Oh, and to all you car dealers jumping for joy about this, I still will not buy my vehicle from you. I will continue to purchase it from an individual. I may get shafted by the government, which is painful enough, but I am not going to add to that pain by getting shafted by a car dealer as well.

0

FryarTuk 1 year, 5 months ago

DOR summary of ad valorem taxes as it was passed last year. May change. http://www.accg.org/library/ACCG_HB386_Tax%20Reform%20Legislation%20Overview.pdf.

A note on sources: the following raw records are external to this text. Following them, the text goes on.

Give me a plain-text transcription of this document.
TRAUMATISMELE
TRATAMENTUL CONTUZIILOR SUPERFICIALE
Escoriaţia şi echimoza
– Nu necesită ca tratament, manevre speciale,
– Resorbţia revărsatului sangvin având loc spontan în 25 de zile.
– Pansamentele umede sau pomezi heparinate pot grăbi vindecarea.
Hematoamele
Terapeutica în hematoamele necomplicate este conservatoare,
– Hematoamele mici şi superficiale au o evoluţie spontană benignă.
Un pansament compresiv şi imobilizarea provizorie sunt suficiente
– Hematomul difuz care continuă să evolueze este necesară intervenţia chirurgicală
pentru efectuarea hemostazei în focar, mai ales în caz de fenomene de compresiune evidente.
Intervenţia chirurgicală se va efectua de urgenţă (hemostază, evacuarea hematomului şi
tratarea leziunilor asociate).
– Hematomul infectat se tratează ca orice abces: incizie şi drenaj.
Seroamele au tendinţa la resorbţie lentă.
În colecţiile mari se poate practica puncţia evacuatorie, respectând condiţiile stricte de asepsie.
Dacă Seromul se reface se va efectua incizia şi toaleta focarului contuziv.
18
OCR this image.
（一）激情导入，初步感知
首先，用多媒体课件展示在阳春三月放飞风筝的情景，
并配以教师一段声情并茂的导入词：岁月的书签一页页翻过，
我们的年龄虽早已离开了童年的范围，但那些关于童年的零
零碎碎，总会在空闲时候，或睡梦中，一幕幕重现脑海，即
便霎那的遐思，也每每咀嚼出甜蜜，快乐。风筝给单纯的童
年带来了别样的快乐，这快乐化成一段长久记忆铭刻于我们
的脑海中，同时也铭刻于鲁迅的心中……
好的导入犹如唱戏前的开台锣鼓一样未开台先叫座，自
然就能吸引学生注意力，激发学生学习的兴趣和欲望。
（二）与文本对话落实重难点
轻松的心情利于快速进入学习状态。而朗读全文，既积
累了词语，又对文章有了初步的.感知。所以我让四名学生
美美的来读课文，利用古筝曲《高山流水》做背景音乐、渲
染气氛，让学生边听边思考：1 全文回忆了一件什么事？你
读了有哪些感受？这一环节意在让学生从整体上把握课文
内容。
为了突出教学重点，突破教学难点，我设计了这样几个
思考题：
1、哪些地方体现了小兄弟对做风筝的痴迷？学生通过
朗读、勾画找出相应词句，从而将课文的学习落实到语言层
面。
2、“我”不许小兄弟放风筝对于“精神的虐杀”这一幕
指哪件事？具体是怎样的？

I infer from DOR chart that after year of new purchase, ad valorem taxes will continue to be paid on all vehicles. Perhaps the AH writer will ask Denver Hooten. Thanks for your note USTPC. This is not a law which helps job development because it smacks down small business and middle class taxpayers. John Prince owns several vehicle dealerships and I believe is a good person, the law may help him in a backhanded manner but I fail to see how it helps his leasing folks. It sure doesn't help the small businesses and taxpayers that lease (25% of new car purchases). The bill is designed for the large corporate entitities that pay taxes on energy use. If it is a bad tax then stop it but don't shift the burden on to the middle class and small businesses. This redistribution of wealth takes from the midlings and gives to the politicians and big guys. For the life of me, I can't understand the particular AH writer's incomplete reporting. Politics makes strange bedfellows.

0

trudy2 1 year, 5 months ago

And I thought the crooks were in D.C.

0

Sherwood_Eagle_Alum 1 year, 5 months ago

Not about leveling any play fields, but rather about implementing new means to collect tax revenue.

1

rightasrain 1 year, 5 months ago

Just wait...the next move will be to increase the tag fee. BTW, Ed Rynders said that he would welcome his constituents telephone calls and emails; let's light up his phone and send the emails. He's already feeling the heat and will be quite defensive when confronted about his part in all of this!

0

ustaknow 1 year, 5 months ago

Basically, it is double taxation. The cars have already been taxed once before at original point of sale. So to tax it again and again ( every time it is sold) is just paying taxes over and over for the same thing.